投資については、それほど良い環境とは思えません。なぜなら、金利の上昇は、投資にとっては不利な条件になるからです。

金利の上昇は国内景気を冷やすだけでなく、海外との金利差が小さくなるので、為替が円高に振れやすくなります。現在、日本では、海外の投資商品を買っている人が多いので円高になると損をする人が多い。それだけでなく、今まで円安だったので日本の株式市場に参入してきた外国人投資家が逃げていくということになりかねません。

ただ今回は、「マイナス金利解除」「金利のある正常な状況」とマスコミなどが大騒ぎした割には、マイナス0.1%の金利が0%になっただけの小幅な変化だったので、海外からは「日本は今のまま金融緩和をやめない」と見られていて、そのため円が売られて円安になっています。それで、なんとか株価も*4万円前後にとどまっている状況なので無理な投資はやめましょう。

●経済環境は、けっしてよくない。

日本の経済は、良いとは言えません。

経済のバロメーターのGDP(国内総生産)はかろうじて2期連続のマイナス(不況の基準となる)を避けましたが、GDPの半分以上を支える個人消費は3期連続のマイナス。実質賃金も、22ヶ月連続マイナスで、しかも人手不足が原因の賃金上昇なので、新入社員の給料は上がっても、50代の給料は役職定年などで逆に下がるケースも少なくない。
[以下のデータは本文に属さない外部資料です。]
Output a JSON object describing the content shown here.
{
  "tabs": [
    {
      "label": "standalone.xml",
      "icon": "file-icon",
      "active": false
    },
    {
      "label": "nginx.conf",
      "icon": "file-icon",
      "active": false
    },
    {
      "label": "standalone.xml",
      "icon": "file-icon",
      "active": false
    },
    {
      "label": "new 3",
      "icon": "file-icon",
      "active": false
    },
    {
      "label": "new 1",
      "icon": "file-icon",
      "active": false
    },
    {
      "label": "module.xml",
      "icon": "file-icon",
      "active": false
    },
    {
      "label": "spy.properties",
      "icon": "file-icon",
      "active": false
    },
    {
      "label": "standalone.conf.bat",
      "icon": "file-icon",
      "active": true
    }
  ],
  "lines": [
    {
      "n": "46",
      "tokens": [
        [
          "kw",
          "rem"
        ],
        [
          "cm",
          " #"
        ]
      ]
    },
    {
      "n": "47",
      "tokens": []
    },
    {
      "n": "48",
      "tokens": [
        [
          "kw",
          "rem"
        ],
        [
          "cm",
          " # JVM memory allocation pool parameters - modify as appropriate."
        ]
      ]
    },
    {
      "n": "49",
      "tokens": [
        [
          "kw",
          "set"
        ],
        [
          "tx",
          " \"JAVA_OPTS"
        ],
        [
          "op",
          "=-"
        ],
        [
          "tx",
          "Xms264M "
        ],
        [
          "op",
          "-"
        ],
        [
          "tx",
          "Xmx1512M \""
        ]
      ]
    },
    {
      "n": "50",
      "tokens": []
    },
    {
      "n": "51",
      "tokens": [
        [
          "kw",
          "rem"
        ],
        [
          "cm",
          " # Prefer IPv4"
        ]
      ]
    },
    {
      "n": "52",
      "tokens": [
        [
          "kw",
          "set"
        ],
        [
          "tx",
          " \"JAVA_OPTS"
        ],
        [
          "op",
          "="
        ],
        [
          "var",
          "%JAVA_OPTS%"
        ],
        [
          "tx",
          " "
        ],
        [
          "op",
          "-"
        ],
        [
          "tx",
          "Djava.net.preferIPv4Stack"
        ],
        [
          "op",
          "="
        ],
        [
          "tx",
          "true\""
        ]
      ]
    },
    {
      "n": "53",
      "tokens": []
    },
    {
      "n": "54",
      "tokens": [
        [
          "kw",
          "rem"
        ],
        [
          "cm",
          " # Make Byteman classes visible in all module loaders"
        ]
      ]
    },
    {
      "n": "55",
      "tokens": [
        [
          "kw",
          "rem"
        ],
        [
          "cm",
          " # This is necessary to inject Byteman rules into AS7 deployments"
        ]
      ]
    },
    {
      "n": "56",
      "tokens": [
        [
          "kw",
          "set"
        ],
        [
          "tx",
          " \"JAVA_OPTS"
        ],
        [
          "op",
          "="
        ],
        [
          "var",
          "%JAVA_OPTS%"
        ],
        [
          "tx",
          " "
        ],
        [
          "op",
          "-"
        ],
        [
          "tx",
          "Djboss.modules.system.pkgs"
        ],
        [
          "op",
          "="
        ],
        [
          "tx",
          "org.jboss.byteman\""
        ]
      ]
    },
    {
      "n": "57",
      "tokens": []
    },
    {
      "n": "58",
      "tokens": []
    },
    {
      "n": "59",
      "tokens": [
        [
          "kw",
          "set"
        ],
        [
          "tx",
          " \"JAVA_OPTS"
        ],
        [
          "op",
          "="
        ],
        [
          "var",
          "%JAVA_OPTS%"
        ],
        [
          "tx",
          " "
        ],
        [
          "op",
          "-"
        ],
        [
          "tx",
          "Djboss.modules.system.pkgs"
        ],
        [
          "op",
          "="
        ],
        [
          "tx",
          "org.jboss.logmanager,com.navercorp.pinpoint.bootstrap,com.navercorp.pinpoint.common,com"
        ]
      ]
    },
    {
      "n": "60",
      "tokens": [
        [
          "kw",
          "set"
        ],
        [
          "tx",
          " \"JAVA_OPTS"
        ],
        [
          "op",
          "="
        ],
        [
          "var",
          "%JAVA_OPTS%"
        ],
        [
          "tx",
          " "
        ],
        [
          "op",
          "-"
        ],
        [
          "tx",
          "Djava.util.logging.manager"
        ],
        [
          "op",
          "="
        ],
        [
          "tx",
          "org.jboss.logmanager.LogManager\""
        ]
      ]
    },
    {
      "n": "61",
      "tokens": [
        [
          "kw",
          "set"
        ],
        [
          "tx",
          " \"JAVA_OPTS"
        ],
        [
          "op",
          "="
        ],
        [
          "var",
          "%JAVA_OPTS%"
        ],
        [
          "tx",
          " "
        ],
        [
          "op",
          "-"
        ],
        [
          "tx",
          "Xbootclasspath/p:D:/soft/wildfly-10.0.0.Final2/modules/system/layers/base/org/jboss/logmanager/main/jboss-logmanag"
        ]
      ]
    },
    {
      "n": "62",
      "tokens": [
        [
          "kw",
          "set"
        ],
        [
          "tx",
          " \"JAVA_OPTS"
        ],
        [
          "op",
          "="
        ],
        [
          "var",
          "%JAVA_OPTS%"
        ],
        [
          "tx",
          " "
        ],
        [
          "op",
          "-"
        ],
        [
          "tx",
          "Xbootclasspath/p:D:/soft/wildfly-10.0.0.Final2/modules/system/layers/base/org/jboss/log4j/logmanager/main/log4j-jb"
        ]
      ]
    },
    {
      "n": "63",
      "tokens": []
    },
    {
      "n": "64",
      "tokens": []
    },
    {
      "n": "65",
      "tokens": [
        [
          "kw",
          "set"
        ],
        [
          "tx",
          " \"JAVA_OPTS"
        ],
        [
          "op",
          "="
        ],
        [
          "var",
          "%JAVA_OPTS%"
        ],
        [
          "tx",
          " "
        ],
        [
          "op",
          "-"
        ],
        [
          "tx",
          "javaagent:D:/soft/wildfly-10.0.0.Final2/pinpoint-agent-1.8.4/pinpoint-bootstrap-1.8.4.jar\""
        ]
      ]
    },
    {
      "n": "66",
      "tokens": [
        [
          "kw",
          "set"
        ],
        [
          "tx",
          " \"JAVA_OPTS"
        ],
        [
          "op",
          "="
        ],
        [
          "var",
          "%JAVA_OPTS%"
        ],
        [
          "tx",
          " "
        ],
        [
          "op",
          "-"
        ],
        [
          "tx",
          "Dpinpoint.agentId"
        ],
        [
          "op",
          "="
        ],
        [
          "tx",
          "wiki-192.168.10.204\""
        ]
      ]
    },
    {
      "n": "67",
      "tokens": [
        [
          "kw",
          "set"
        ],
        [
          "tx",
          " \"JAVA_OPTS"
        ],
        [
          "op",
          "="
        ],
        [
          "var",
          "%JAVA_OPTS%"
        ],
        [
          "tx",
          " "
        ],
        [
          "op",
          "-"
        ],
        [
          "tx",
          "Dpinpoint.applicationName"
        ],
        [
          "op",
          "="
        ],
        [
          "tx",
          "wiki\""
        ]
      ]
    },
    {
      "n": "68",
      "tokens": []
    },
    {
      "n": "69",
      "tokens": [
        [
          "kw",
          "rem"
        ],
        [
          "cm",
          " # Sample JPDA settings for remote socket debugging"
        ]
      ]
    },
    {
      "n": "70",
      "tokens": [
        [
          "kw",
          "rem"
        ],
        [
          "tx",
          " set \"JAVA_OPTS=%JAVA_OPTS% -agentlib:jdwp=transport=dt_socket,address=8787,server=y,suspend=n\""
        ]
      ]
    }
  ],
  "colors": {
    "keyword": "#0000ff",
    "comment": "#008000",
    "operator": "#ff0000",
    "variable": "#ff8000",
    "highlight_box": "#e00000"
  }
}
しかも、「子ども・子育て支援金」のような実質増税と言われる政策が目白押し。

今の日本経済は、ピラミッドに例えると、上の2割は晴天ですが、下の8割は土砂降りの雨状態。大多数の人は下で暮らしているので、景気が良くなっている実感はないでしょう。

だとしたら、「借金減らしてしっかり貯金」の原則は、まだ当分の間変わりません。